What is Acrylic For?

Andrew Watt, an infopath MVP asked, "What exactly is Acrylic for?"

Acrylic is intended for pro designers (people who use today's pro design tools) to create rich visual content, primarily for use in user interfaces, either desktop apps or web apps, although for the pure artist it's also an excellent tool. It's target audience is not developers or hobbyists or information workers, so these folks may be initially frustrated attempting to use the tool because of their lack of familiarity with this class of tool.

Whether the pro designer primarily uses vector tools or bitmap tools, Acrylic will enable them to create designs combining the best of both.
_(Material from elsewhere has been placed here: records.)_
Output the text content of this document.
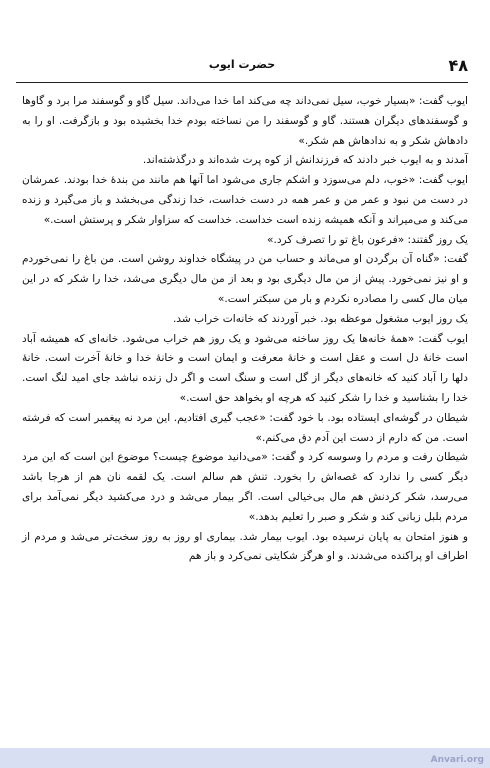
۴۸
حضرت ایوب

ایوب گفت: «بسیار خوب، سیل نمی‌داند چه می‌کند اما خدا می‌داند. سیل گاو و گوسفند مرا برد و گاوها و گوسفندهای دیگران هستند. گاو و گوسفند را من نساخته بودم خدا بخشیده بود و بازگرفت. او را به دادهاش شکر و به ندادهاش هم شکر.»

آمدند و به ایوب خبر دادند که فرزندانش از کوه پرت شده‌اند و درگذشته‌اند.

ایوب گفت: «خوب، دلم می‌سوزد و اشکم جاری می‌شود اما آنها هم مانند من بندهٔ خدا بودند. عمرشان در دست من نبود و عمر من و عمر همه در دست خداست، خدا زندگی می‌بخشد و باز می‌گیرد و زنده می‌کند و می‌میراند و آنکه همیشه زنده است خداست. خداست که سزاوار شکر و پرستش است.»

یک روز گفتند: «فرعون باغ تو را تصرف کرد.»

گفت: «گناه آن برگردن او می‌ماند و حساب من در پیشگاه خداوند روشن است. من باغ را نمی‌خوردم و او نیز نمی‌خورد. پیش از من مال دیگری بود و بعد از من مال دیگری می‌شد، خدا را شکر که در این میان مال کسی را مصادره نکردم و بار من سبکتر است.»

یک روز ایوب مشغول موعظه بود. خبر آوردند که خانه‌ات خراب شد.

ایوب گفت: «همهٔ خانه‌ها یک روز ساخته می‌شود و یک روز هم خراب می‌شود. خانه‌ای که همیشه آباد است خانهٔ دل است و عقل است و خانهٔ معرفت و ایمان است و خانهٔ خدا و خانهٔ آخرت است. خانهٔ دلها را آباد کنید که خانه‌های دیگر از گل است و سنگ است و اگر دل زنده نباشد جای امید لنگ است. خدا را بشناسید و خدا را شکر کنید که هرچه او بخواهد حق است.»

شیطان در گوشه‌ای ایستاده بود. با خود گفت: «عجب گیری افتادیم. این مرد نه پیغمبر است که فرشته است. من که دارم از دست این آدم دق می‌کنم.»

شیطان رفت و مردم را وسوسه کرد و گفت: «می‌دانید موضوع چیست؟ موضوع این است که این مرد دیگر کسی را ندارد که غصه‌اش را بخورد. تنش هم سالم است. یک لقمه نان هم از هرجا باشد می‌رسد، شکر کردنش هم مال بی‌خیالی است. اگر بیمار می‌شد و درد می‌کشید دیگر نمی‌آمد برای مردم بلبل زبانی کند و شکر و صبر را تعلیم بدهد.»

و هنوز امتحان به پایان نرسیده بود. ایوب بیمار شد. بیماری او روز به روز سخت‌تر می‌شد و مردم از اطراف او پراکنده می‌شدند. و او هرگز شکایتی نمی‌کرد و باز هم

Anvari.org
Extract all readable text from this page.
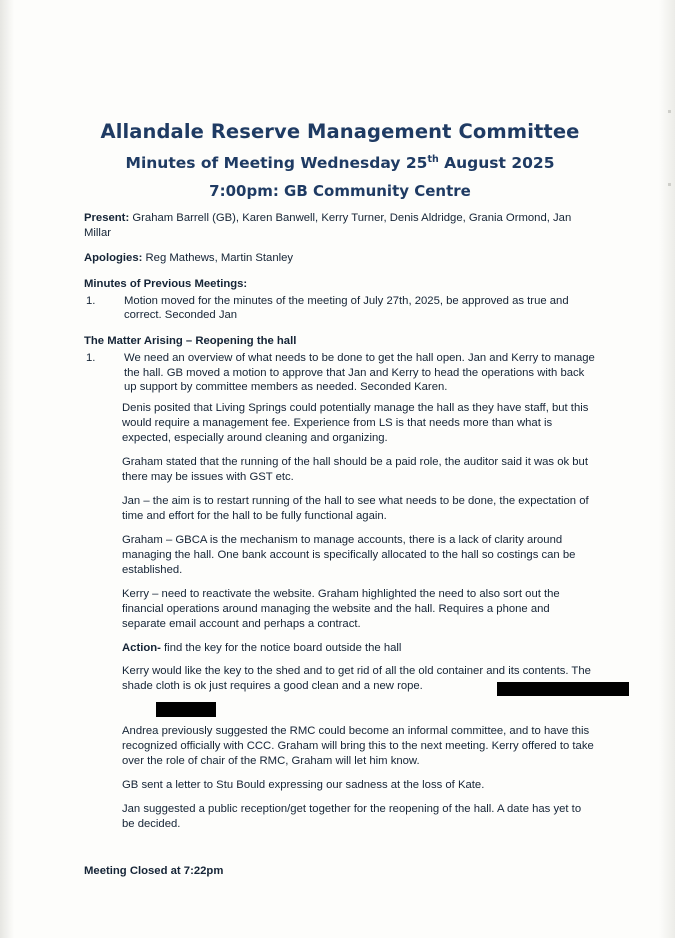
Allandale Reserve Management Committee
Minutes of Meeting Wednesday 25th August 2025
7:00pm: GB Community Centre
Present: Graham Barrell (GB), Karen Banwell, Kerry Turner, Denis Aldridge, Grania Ormond, Jan Millar
Apologies: Reg Mathews, Martin Stanley
Minutes of Previous Meetings:
1.	Motion moved for the minutes of the meeting of July 27th, 2025, be approved as true and correct. Seconded Jan
The Matter Arising – Reopening the hall
1.	We need an overview of what needs to be done to get the hall open. Jan and Kerry to manage the hall. GB moved a motion to approve that Jan and Kerry to head the operations with back up support by committee members as needed. Seconded Karen.
Denis posited that Living Springs could potentially manage the hall as they have staff, but this would require a management fee. Experience from LS is that needs more than what is expected, especially around cleaning and organizing.
Graham stated that the running of the hall should be a paid role, the auditor said it was ok but there may be issues with GST etc.
Jan – the aim is to restart running of the hall to see what needs to be done, the expectation of time and effort for the hall to be fully functional again.
Graham – GBCA is the mechanism to manage accounts, there is a lack of clarity around managing the hall. One bank account is specifically allocated to the hall so costings can be established.
Kerry – need to reactivate the website. Graham highlighted the need to also sort out the financial operations around managing the website and the hall. Requires a phone and separate email account and perhaps a contract.
Action- find the key for the notice board outside the hall
Kerry would like the key to the shed and to get rid of all the old container and its contents. The shade cloth is ok just requires a good clean and a new rope.
Andrea previously suggested the RMC could become an informal committee, and to have this recognized officially with CCC. Graham will bring this to the next meeting. Kerry offered to take over the role of chair of the RMC, Graham will let him know.
GB sent a letter to Stu Bould expressing our sadness at the loss of Kate.
Jan suggested a public reception/get together for the reopening of the hall. A date has yet to be decided.
Meeting Closed at 7:22pm
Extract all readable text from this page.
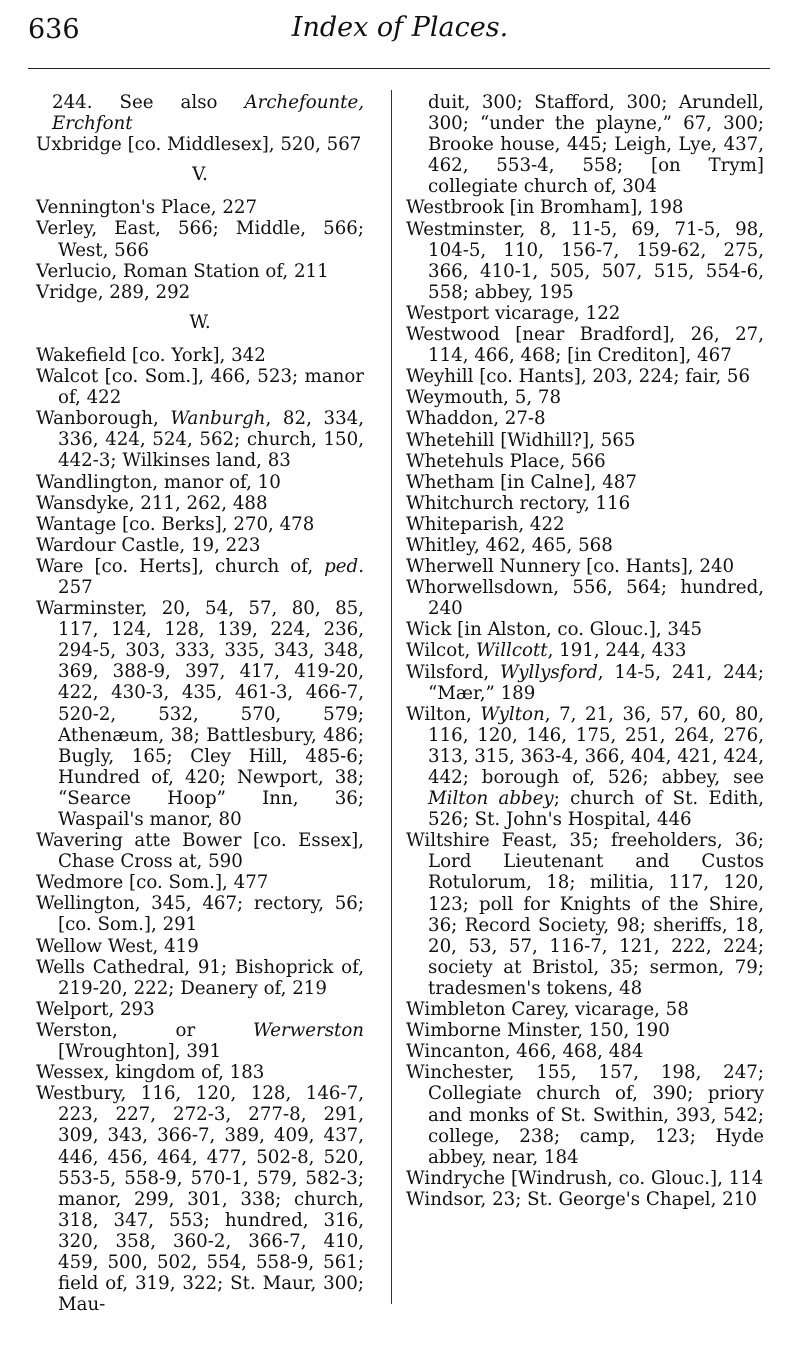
636	Index of Places.
244. See also Archefounte, Erchfont
Uxbridge [co. Middlesex], 520, 567
V.
Vennington's Place, 227
Verley, East, 566; Middle, 566; West, 566
Verlucio, Roman Station of, 211
Vridge, 289, 292
W.
Wakefield [co. York], 342
Walcot [co. Som.], 466, 523; manor of, 422
Wanborough, Wanburgh, 82, 334, 336, 424, 524, 562; church, 150, 442-3; Wilkinses land, 83
Wandlington, manor of, 10
Wansdyke, 211, 262, 488
Wantage [co. Berks], 270, 478
Wardour Castle, 19, 223
Ware [co. Herts], church of, ped. 257
Warminster, 20, 54, 57, 80, 85, 117, 124, 128, 139, 224, 236, 294-5, 303, 333, 335, 343, 348, 369, 388-9, 397, 417, 419-20, 422, 430-3, 435, 461-3, 466-7, 520-2, 532, 570, 579; Athenæum, 38; Battlesbury, 486; Bugly, 165; Cley Hill, 485-6; Hundred of, 420; Newport, 38; “Searce Hoop” Inn, 36; Waspail's manor, 80
Wavering atte Bower [co. Essex], Chase Cross at, 590
Wedmore [co. Som.], 477
Wellington, 345, 467; rectory, 56; [co. Som.], 291
Wellow West, 419
Wells Cathedral, 91; Bishoprick of, 219-20, 222; Deanery of, 219
Welport, 293
Werston, or Werwerston [Wroughton], 391
Wessex, kingdom of, 183
Westbury, 116, 120, 128, 146-7, 223, 227, 272-3, 277-8, 291, 309, 343, 366-7, 389, 409, 437, 446, 456, 464, 477, 502-8, 520, 553-5, 558-9, 570-1, 579, 582-3; manor, 299, 301, 338; church, 318, 347, 553; hundred, 316, 320, 358, 360-2, 366-7, 410, 459, 500, 502, 554, 558-9, 561; field of, 319, 322; St. Maur, 300; Mau-
duit, 300; Stafford, 300; Arundell, 300; “under the playne,” 67, 300; Brooke house, 445; Leigh, Lye, 437, 462, 553-4, 558; [on Trym] collegiate church of, 304
Westbrook [in Bromham], 198
Westminster, 8, 11-5, 69, 71-5, 98, 104-5, 110, 156-7, 159-62, 275, 366, 410-1, 505, 507, 515, 554-6, 558; abbey, 195
Westport vicarage, 122
Westwood [near Bradford], 26, 27, 114, 466, 468; [in Crediton], 467
Weyhill [co. Hants], 203, 224; fair, 56
Weymouth, 5, 78
Whaddon, 27-8
Whetehill [Widhill?], 565
Whetehuls Place, 566
Whetham [in Calne], 487
Whitchurch rectory, 116
Whiteparish, 422
Whitley, 462, 465, 568
Wherwell Nunnery [co. Hants], 240
Whorwellsdown, 556, 564; hundred, 240
Wick [in Alston, co. Glouc.], 345
Wilcot, Willcott, 191, 244, 433
Wilsford, Wyllysford, 14-5, 241, 244; “Mær,” 189
Wilton, Wylton, 7, 21, 36, 57, 60, 80, 116, 120, 146, 175, 251, 264, 276, 313, 315, 363-4, 366, 404, 421, 424, 442; borough of, 526; abbey, see Milton abbey; church of St. Edith, 526; St. John's Hospital, 446
Wiltshire Feast, 35; freeholders, 36; Lord Lieutenant and Custos Rotulorum, 18; militia, 117, 120, 123; poll for Knights of the Shire, 36; Record Society, 98; sheriffs, 18, 20, 53, 57, 116-7, 121, 222, 224; society at Bristol, 35; sermon, 79; tradesmen's tokens, 48
Wimbleton Carey, vicarage, 58
Wimborne Minster, 150, 190
Wincanton, 466, 468, 484
Winchester, 155, 157, 198, 247; Collegiate church of, 390; priory and monks of St. Swithin, 393, 542; college, 238; camp, 123; Hyde abbey, near, 184
Windryche [Windrush, co. Glouc.], 114
Windsor, 23; St. George's Chapel, 210
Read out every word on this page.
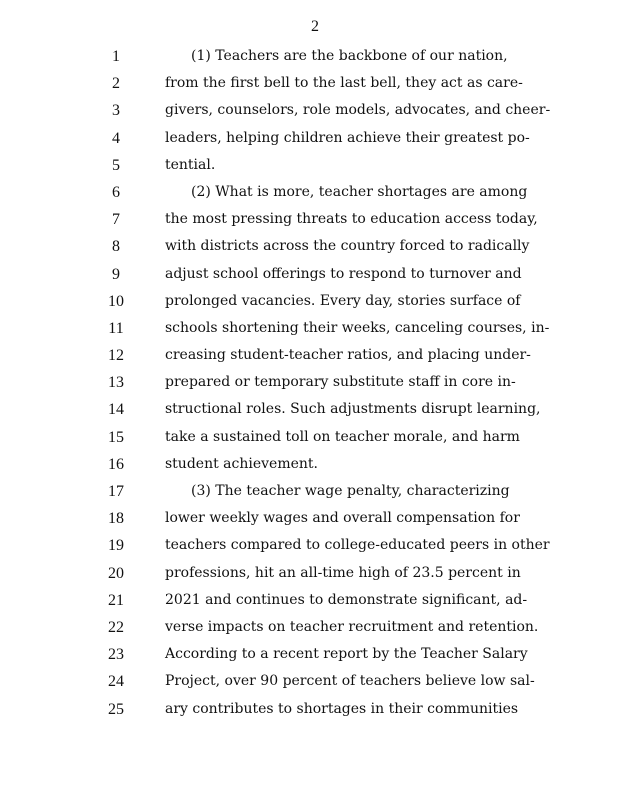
2
1	(1) Teachers are the backbone of our nation,
2	from the first bell to the last bell, they act as care-
3	givers, counselors, role models, advocates, and cheer-
4	leaders, helping children achieve their greatest po-
5	tential.
6	(2) What is more, teacher shortages are among
7	the most pressing threats to education access today,
8	with districts across the country forced to radically
9	adjust school offerings to respond to turnover and
10	prolonged vacancies. Every day, stories surface of
11	schools shortening their weeks, canceling courses, in-
12	creasing student-teacher ratios, and placing under-
13	prepared or temporary substitute staff in core in-
14	structional roles. Such adjustments disrupt learning,
15	take a sustained toll on teacher morale, and harm
16	student achievement.
17	(3) The teacher wage penalty, characterizing
18	lower weekly wages and overall compensation for
19	teachers compared to college-educated peers in other
20	professions, hit an all-time high of 23.5 percent in
21	2021 and continues to demonstrate significant, ad-
22	verse impacts on teacher recruitment and retention.
23	According to a recent report by the Teacher Salary
24	Project, over 90 percent of teachers believe low sal-
25	ary contributes to shortages in their communities
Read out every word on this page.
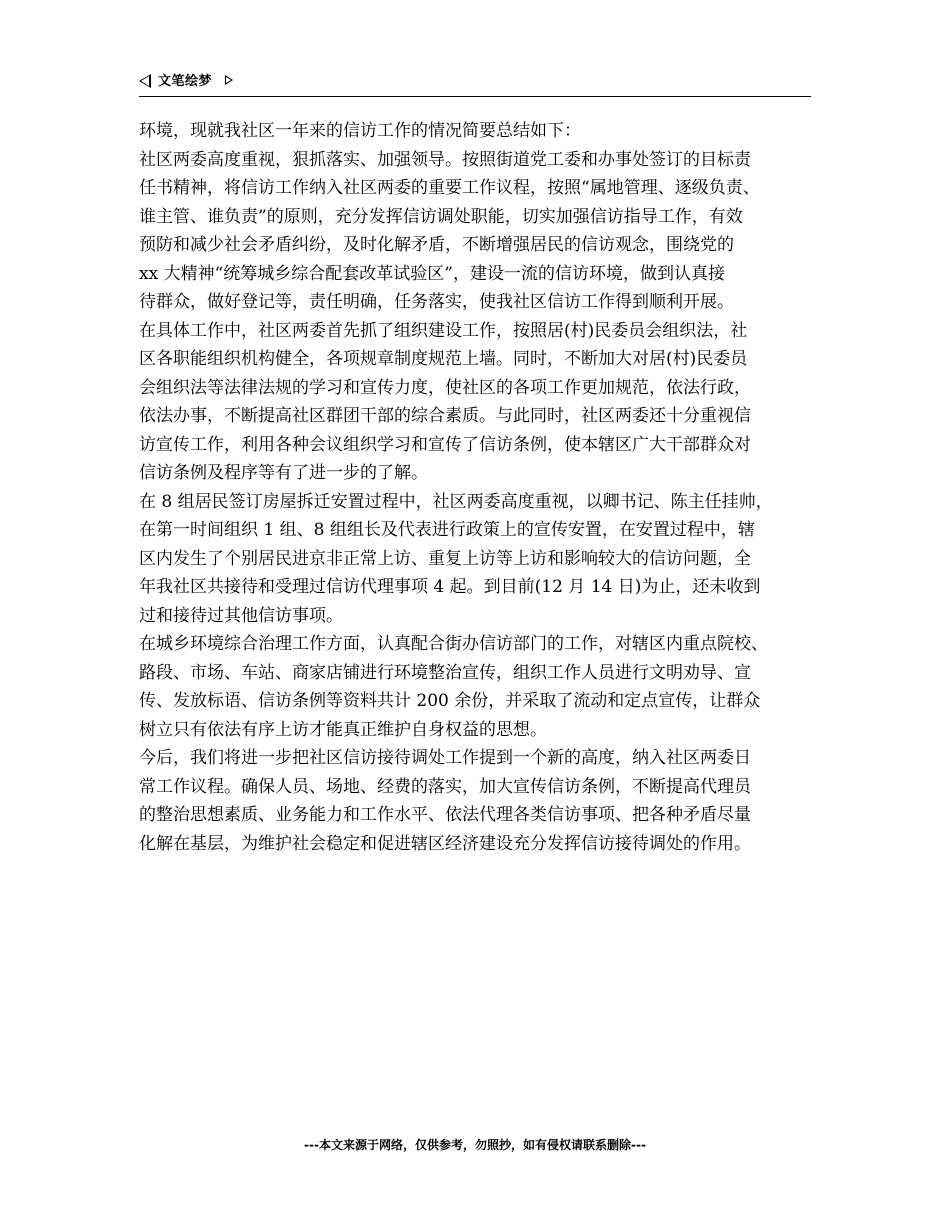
文笔绘梦
环境，现就我社区一年来的信访工作的情况简要总结如下：
社区两委高度重视，狠抓落实、加强领导。按照街道党工委和办事处签订的目标责
任书精神，将信访工作纳入社区两委的重要工作议程，按照“属地管理、逐级负责、
谁主管、谁负责”的原则，充分发挥信访调处职能，切实加强信访指导工作，有效
预防和减少社会矛盾纠纷，及时化解矛盾，不断增强居民的信访观念，围绕党的
xx 大精神“统筹城乡综合配套改革试验区”，建设一流的信访环境，做到认真接
待群众，做好登记等，责任明确，任务落实，使我社区信访工作得到顺利开展。
在具体工作中，社区两委首先抓了组织建设工作，按照居(村)民委员会组织法，社
区各职能组织机构健全，各项规章制度规范上墙。同时，不断加大对居(村)民委员
会组织法等法律法规的学习和宣传力度，使社区的各项工作更加规范，依法行政，
依法办事，不断提高社区群团干部的综合素质。与此同时，社区两委还十分重视信
访宣传工作，利用各种会议组织学习和宣传了信访条例，使本辖区广大干部群众对
信访条例及程序等有了进一步的了解。
在 8 组居民签订房屋拆迁安置过程中，社区两委高度重视，以卿书记、陈主任挂帅，
在第一时间组织 1 组、8 组组长及代表进行政策上的宣传安置，在安置过程中，辖
区内发生了个别居民进京非正常上访、重复上访等上访和影响较大的信访问题，全
年我社区共接待和受理过信访代理事项 4 起。到目前(12 月 14 日)为止，还未收到
过和接待过其他信访事项。
在城乡环境综合治理工作方面，认真配合街办信访部门的工作，对辖区内重点院校、
路段、市场、车站、商家店铺进行环境整治宣传，组织工作人员进行文明劝导、宣
传、发放标语、信访条例等资料共计 200 余份，并采取了流动和定点宣传，让群众
树立只有依法有序上访才能真正维护自身权益的思想。
今后，我们将进一步把社区信访接待调处工作提到一个新的高度，纳入社区两委日
常工作议程。确保人员、场地、经费的落实，加大宣传信访条例，不断提高代理员
的整治思想素质、业务能力和工作水平、依法代理各类信访事项、把各种矛盾尽量
化解在基层，为维护社会稳定和促进辖区经济建设充分发挥信访接待调处的作用。
---本文来源于网络，仅供参考，勿照抄，如有侵权请联系删除---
Acrylic does overlap somewhat with some existing pro designer tools, but I think it is more complementary than anything. If you are an artist, you can use Acrylic, and you'll have a blast just drawing stuff. It's variation palette, among other things, makes this an amazing experience. But the core focus for Acrylic is in areas that are fairly unique, because Acrylic's uber-goal is to help designers become more deeply integrated into the application development process. Acrylic has the ability to output XAML, which can be used as the UI for an application. In todays typical workflow, a designer uses a design tool to prototype the UI, and throws it over a wall to a developer, who attempts to implement the UI in code, but the developer may miss nuances in the design, or it may take too much time to get it just the way the designer wants, and much of the aesthetic appeal of the design can be lost. With Acrylic's XAML export, developers can use the designer's full content in the application interface; no need to attempt to recreate it.